In a study on mice, the scientists showed that a genetic boost of "glutamate transporter" protein offered more protection against the disease than any drug treatment that's been tested so far. In mice, it extended life several times as long as does riluzole, the only currently approved drug for ALS.

The researchers announced those results Tuesday at the Society for Neuroscience annual meeting in San Diego.

Glutamate normally acts as a chemical messenger between neurons, but at high levels, it can be toxic. Cells called astrocytes use the glutamate transporter — known as EAAT2 — to vacuum up excess glutamate and protect neurons. But for reasons that aren't clear, many people with ALS have reduced levels of the EAAT2 protein, and the resulting accumulation of glutamate appears to damage motor neurons.
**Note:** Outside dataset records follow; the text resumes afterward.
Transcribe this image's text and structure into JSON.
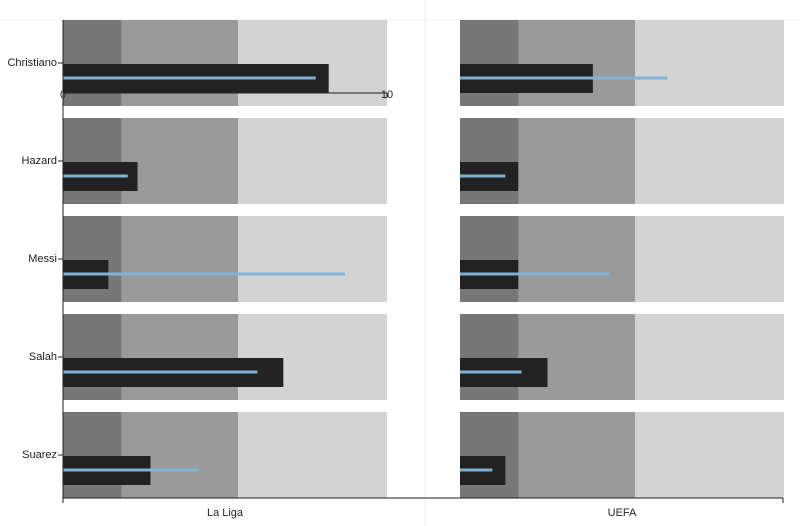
{
  "chart_data": {
    "type": "bullet",
    "categories": [
      "Christiano",
      "Hazard",
      "Messi",
      "Salah",
      "Suarez"
    ],
    "xlim": [
      0,
      10
    ],
    "xticks": [
      0,
      10
    ],
    "range_colors": [
      "#777777",
      "#9a9a9a",
      "#d3d3d3"
    ],
    "bar_color": "#222222",
    "line_color": "#7fb3d5",
    "panels": [
      {
        "name": "La Liga",
        "ranges": [
          1.8,
          5.4,
          10
        ],
        "bars": [
          8.2,
          2.3,
          1.4,
          6.8,
          2.7
        ],
        "lines": [
          7.8,
          2.0,
          8.7,
          6.0,
          4.2
        ]
      },
      {
        "name": "UEFA",
        "ranges": [
          1.8,
          5.4,
          10
        ],
        "bars": [
          4.1,
          1.8,
          1.8,
          2.7,
          1.4
        ],
        "lines": [
          6.4,
          1.4,
          4.6,
          1.9,
          1.0
        ]
      }
    ]
  }
}
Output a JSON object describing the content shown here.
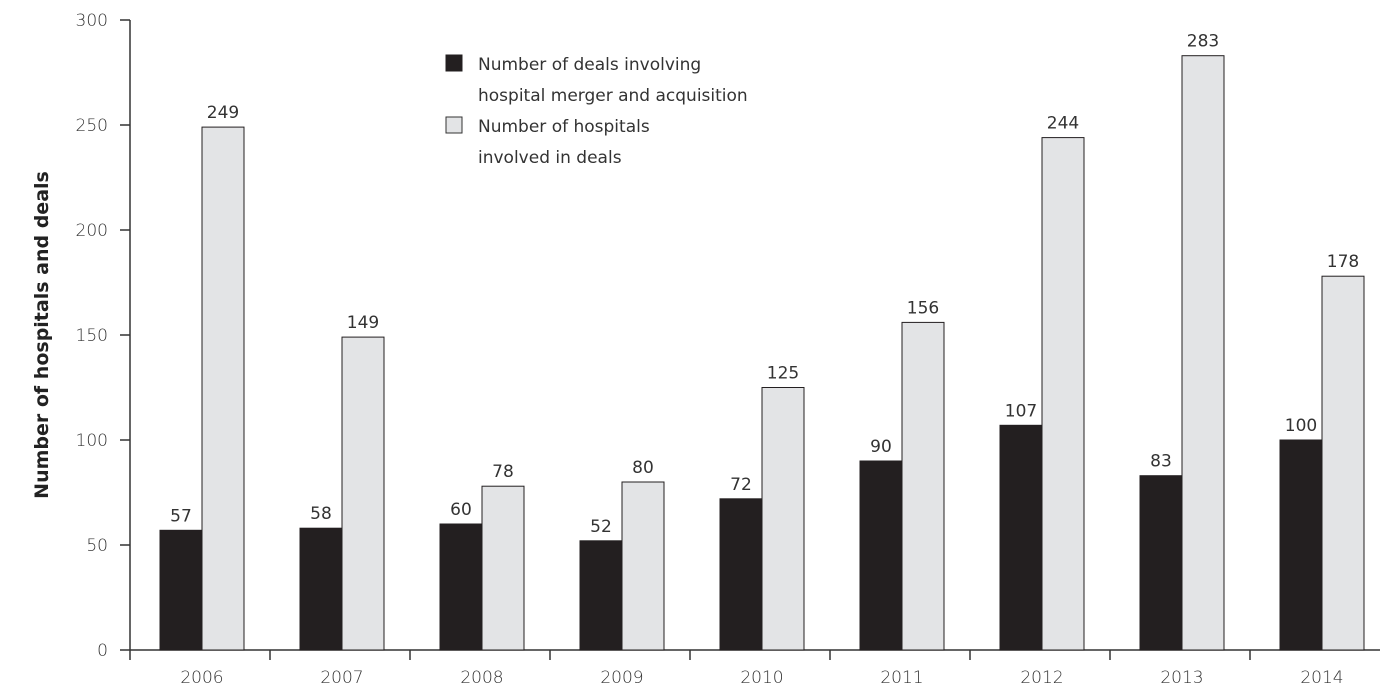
{
  "chart_data": {
    "type": "bar",
    "title": "",
    "xlabel": "",
    "ylabel": "Number of hospitals and deals",
    "ylim": [
      0,
      300
    ],
    "yticks": [
      "0",
      "50",
      "100",
      "150",
      "200",
      "250",
      "300"
    ],
    "categories": [
      "2006",
      "2007",
      "2008",
      "2009",
      "2010",
      "2011",
      "2012",
      "2013",
      "2014"
    ],
    "series": [
      {
        "name": "Number of deals involving hospital merger and acquisition",
        "name_lines": [
          "Number of deals involving",
          "hospital merger and acquisition"
        ],
        "color": "#231f20",
        "values": [
          57,
          58,
          60,
          52,
          72,
          90,
          107,
          83,
          100
        ]
      },
      {
        "name": "Number of hospitals involved in deals",
        "name_lines": [
          "Number of hospitals",
          "involved in deals"
        ],
        "color": "#e3e4e6",
        "values": [
          249,
          149,
          78,
          80,
          125,
          156,
          244,
          283,
          178
        ]
      }
    ],
    "grid": false,
    "legend_position": "top-center"
  }
}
Rilutek (riluzole) works by blocking glutamate release. But it extends life by just a few months in people with the disease and by just two weeks in mice with the disease.

Jeffrey Rothstein of Johns Hopkins University in Baltimore and Margaret Sutherland of George Washington University in Washington hope to come up with more potent drugs that work by activating EAAT2.

To test that idea, Rothstein and Sutherland introduced extra copies of the EAAT2 gene into mice that normally develop ALS. (The mice have a mutant version of the SOD1 gene, linked to familial ALS.)

"With the glutamate transporter, we can increase mouse survival not by two weeks, but by a minimum of two months and a maximum of one and a half years," Rothstein announced.

Rothstein and Sutherland also used a fluorescent tag to visualize the EAAT2 protein, and found that astrocytes change their EAAT2 production in response to cues from motor neurons. That setup should allow the team to quickly screen for drugs that increase EAAT2 production, Sutherland said.